The institute is looking for fundraisers' opinions on whether prospecting, which is described in the code as 'engagement', should be considered the same as face-to-face fundraising, whether or not the draft code is helpful and other general comments on the code.
The draft code, released for consultation on 13 May, is broken down into six main sections covering what fundraisers should consider before embarking on a face-to-face campaign, the conduct of fundraisers and agents, planning a campaign, training and professionalism, identifying and managing sites, and what to do after the face-to-face activity has taken place.It also now incorporates legal points and an explanation of the role of the Public Fundraising Regulatory Association, the self-regulatory body for face-to-face fundraising.

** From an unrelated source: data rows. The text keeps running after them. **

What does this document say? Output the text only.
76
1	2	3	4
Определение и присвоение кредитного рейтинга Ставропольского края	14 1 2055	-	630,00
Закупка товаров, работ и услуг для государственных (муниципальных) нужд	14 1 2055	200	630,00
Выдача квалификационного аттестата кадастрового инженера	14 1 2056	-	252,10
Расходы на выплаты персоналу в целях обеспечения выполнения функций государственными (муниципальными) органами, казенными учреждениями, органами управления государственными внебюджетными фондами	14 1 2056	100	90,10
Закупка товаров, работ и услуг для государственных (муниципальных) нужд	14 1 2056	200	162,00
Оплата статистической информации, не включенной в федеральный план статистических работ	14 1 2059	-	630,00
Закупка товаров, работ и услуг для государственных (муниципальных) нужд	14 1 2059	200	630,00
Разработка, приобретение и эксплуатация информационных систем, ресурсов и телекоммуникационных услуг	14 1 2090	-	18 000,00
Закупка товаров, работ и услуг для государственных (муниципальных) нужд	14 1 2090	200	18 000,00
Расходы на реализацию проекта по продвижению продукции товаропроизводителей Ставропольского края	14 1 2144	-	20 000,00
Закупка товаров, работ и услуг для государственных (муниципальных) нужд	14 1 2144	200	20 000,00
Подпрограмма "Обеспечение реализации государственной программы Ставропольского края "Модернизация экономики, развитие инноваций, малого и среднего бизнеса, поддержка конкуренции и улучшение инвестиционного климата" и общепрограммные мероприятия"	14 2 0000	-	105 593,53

“It is vital that all stakeholders engaged in face-to-face activity have an input into this code of fundraising practice consultation in order to ensure that it fully meets the needs of the sector and maintains a sustainable environment for face-to-face activity,” said Megan Pacey, director of policy and campaigns at the institute.
The code has been revised after the implementation of the Charities Act 2006, which came into effect on 1 April this year.
Pacey added: “Face-to-face fundraisers have recently felt the full force of a legislative environment because they have been required to implement new solicitation statements. The challenges that many have experienced in implementing these has demonstrated why the codes matter and why we must embrace self-regulation.”